FACED with the worst damage to roads seen in their lifetimes, mayors are concerned $50 million from the state government for councils to patch up potholes caused by flooding won't stretch far enough.
Walcha mayor Eric Noakes told the Leader over his lifetime living in the region, he's never seen the council's road network this battered due to constant wet weather events.
"In the drought our roads got potholes in them because we couldn't source water to grade them," he said.
"Now, with the amount of rain we're getting, water is actually coming up under a lot of our roads and breaking them from underneath.
"So we are getting these sinkhole-like, massive wet patches coming in our gravel road network and losing a lot of the asphalt off our sealed road network."
On Tuesday, the NSW government chipped in $50 million to help regional councils fix potholes brought on by the extreme weather.
With millions of dollars worth of damage in each council area across the state, Cr Noakes said the money won't go far, but it's a start.
"I think they're going to have to stump up extra money in this area," he said.

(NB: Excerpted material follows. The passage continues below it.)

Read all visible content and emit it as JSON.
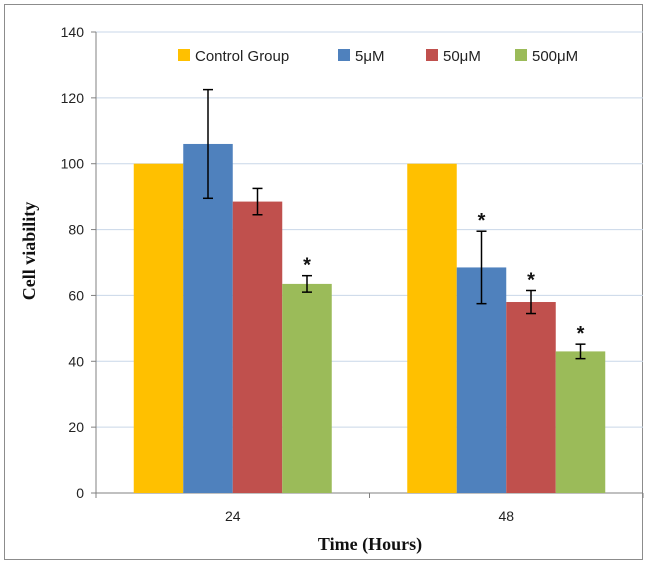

"With the low rate peg last year, the government really has to look at how we maintain these roads into the long term, just keeping us on a thin budget is not going to work."
Of particular concern, is Surveyor's Creek Road at Woolbrook which has completely crumbled away.
Tamworth Regional Council mayor Russell Webb said while the money won't fix every pothole, the council should get a fair chunk given the size of its road network.
"The good news is that the money will be distributed on your road network's length, so Tamworth will not miss out because we have an extensive road network of 3000 kilometres," he said.
"We are now getting coastal rain west of the Great Divide and our roads and infrastructure aren't designed to deal with those coastal rain events.
"It's going to help us move forward over the next six months, but there will be a time into the future where the government is going to have to come back to councils with some more funding."
Member for Tamworth Kevin Anderson said the funding is for the highest priority pothole repairs and will "help ease the pressure on councils and boost the resources they can draw on to improve road safety quicker".
Councils will need to apply for the funding, with allocations to be announced in November and work to be completed next year.